A superconducting chip developed at IBM demonstrates an important step needed for the creation of computer processors that crunch numbers by exploiting the weirdness of quantum physics. If successfully developed, quantum computers could effectively take shortcuts through many calculations that are difficult for today's computers.
IBM's new chip is the first to integrate the basic devices needed to build a quantum computer, known as qubits, into a 2-D grid. Researchers think one of the best routes to making a practical quantum computer would involve creating grids of hundreds or thousands of qubits working together. The circuits of IBM's chip are made from metals that become superconducting when cooled to extremely low temperatures. The chip operates at only a fraction of a degree above absolute zero.

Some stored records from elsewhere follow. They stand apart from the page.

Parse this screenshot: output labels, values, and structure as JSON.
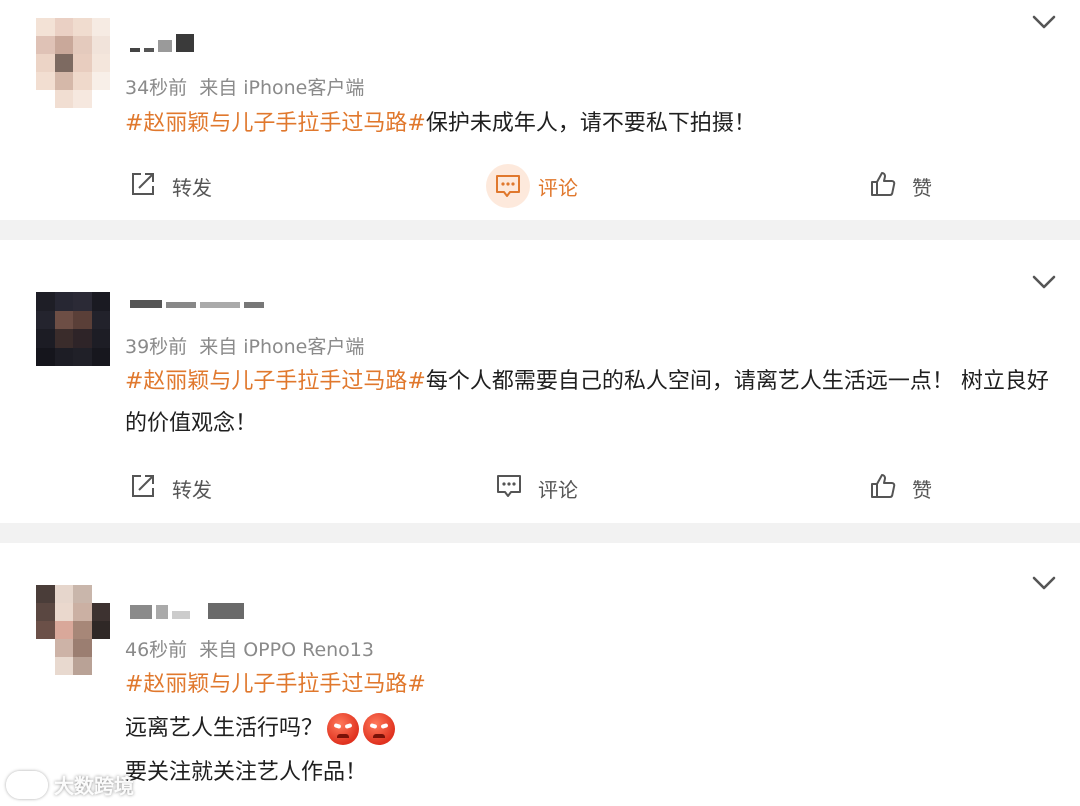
{
  "posts": [
    {
      "time": "34秒前",
      "source": "来自 iPhone客户端",
      "hashtag": "#赵丽颖与儿子手拉手过马路#",
      "text": "保护未成年人，请不要私下拍摄！",
      "lines": [],
      "actions": {
        "repost": "转发",
        "comment": "评论",
        "like": "赞"
      },
      "comment_highlighted": true
    },
    {
      "time": "39秒前",
      "source": "来自 iPhone客户端",
      "hashtag": "#赵丽颖与儿子手拉手过马路#",
      "text": "每个人都需要自己的私人空间，请离艺人生活远一点！ 树立良好的价值观念！",
      "lines": [],
      "actions": {
        "repost": "转发",
        "comment": "评论",
        "like": "赞"
      },
      "comment_highlighted": false
    },
    {
      "time": "46秒前",
      "source": "来自 OPPO Reno13",
      "hashtag": "#赵丽颖与儿子手拉手过马路#",
      "text": "",
      "lines": [
        "远离艺人生活行吗？",
        "要关注就关注艺人作品！"
      ],
      "emoji": "angry-face-emoji",
      "comment_highlighted": false
    }
  ],
  "watermark": {
    "text": "大数跨境",
    "icon": "logo-icon"
  },
  "colors": {
    "tag": "#e0782d",
    "meta": "#8a8a8a",
    "separator": "#f2f2f2",
    "comment_highlight": "#fde9dc"
  },
  "icons": {
    "repost": "share-icon",
    "comment": "comment-icon",
    "like": "thumbs-up-icon",
    "menu": "chevron-down-icon"
  }
}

IBM's chip contains only the simplest grid possible, four qubits in a two-by-two array. But previously researchers had only shown they could operate qubits together when arranged in a line. Unlike conventional binary bits, a qubit can enter a "superposition state" where it is effectively both 0 and 1 at the same time. When qubits in this state work together, they can cut through complex calculations in ways impossible for conventional hardware. Google, NASA, Microsoft, IBM, and the U.S. government are all working on the technology.
Nature Communications: Demonstration of a quantum error detection code using a square lattice of four superconducting qubits
(Score: 0) by Anonymous Coward on Friday May 01 2015, @03:30PM
It is more like massively parallel. You can try all the combinations to the lock instantly...
If anyone suggests they've found a shortcut in math they are usually full of shit.
(Score: 3, Informative) by takyon on Friday May 01 2015, @03:56PM
https://en.wikipedia.org/wiki/Quantum_computing [wikipedia.org]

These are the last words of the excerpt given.